LAS VEGAS (KLAS) — Shows on the Las Vegas Strip are dark, and the performers and entertainers are suffering. Tonight, many gathered on the Strip to send a unique message to lawmakers.
Las Vegas is known as the entertainment capital, and the entertainment industry employs thousands of people. Right now, those who work in it say they want more done to help people get back to work.
“Entertainment is the life blood of this town,” said stagehand James Doloway.
Millions come to Vegas to be entertained, as the city has it all, from live music to shows on water.
But as the pandemic continues, the thousands of employees who normally keep the industry on its feet remain without work.
“We have no idea when we are ever going back to work,” said wardrobe attendant Maryn Berbeck.
A summer heat wave didn’t stop hundreds from taking to the Strip for a rally Wednesday.
“We have been out of work for well over six months,” said Doloway.
From wardrobe attendants to stagehands, people from all parts of the industry say they want more done by lawmakers to come up with a plan to get it back up and running.
“If Governor Sisolak states we can open our theaters, we don’t just open the next day.
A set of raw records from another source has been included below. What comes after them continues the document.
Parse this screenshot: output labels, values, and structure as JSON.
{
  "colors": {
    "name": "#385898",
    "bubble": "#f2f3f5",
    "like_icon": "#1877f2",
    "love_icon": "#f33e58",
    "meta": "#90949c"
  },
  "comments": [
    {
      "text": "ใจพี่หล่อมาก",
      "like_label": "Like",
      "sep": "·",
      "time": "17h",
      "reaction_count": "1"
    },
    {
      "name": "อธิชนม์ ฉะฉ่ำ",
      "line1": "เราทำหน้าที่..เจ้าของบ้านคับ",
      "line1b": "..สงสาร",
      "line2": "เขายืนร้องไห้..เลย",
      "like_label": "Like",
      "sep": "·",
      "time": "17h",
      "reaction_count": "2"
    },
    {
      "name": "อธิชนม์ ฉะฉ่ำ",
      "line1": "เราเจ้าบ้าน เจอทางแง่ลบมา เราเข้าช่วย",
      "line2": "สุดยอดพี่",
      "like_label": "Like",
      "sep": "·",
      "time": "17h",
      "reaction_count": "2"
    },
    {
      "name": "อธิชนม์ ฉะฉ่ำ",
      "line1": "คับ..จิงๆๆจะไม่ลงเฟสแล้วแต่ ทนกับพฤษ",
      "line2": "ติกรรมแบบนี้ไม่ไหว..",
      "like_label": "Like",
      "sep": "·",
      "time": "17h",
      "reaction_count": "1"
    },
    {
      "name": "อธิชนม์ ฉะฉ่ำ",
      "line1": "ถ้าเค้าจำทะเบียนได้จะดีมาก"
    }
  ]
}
It is not that simple,” explained organizer David Schulman. “We need audience numbers; we need people to fly to Las Vegas. We need hotel rooms; we need any numbers of things to get our business back in place. We need the aid.”
Schulman says he wants people to know how bad the pandemic is impacting the industry and for them to know how big it is for the area.
“We can say there are 68,000 workers out of work here in the City of Las Vegas. That is approximately 2.8 million. But until people see our numbers, they don’t understand what that means.”
Demonstrators say not only are they without work, they are still without unemployment benefits.
“It makes me sad,” Berbeck lamented. “It is sad; it is upsetting. I have tried to help as many friends and family members that I can to get through to unemployment.”
Organizers say another demonstration is planned for Sept. 1. This time, it won’t just be on the Strip, but throughout the city.
They say many buildings will change their lights to red to stand in solidarity with the entertainment industry.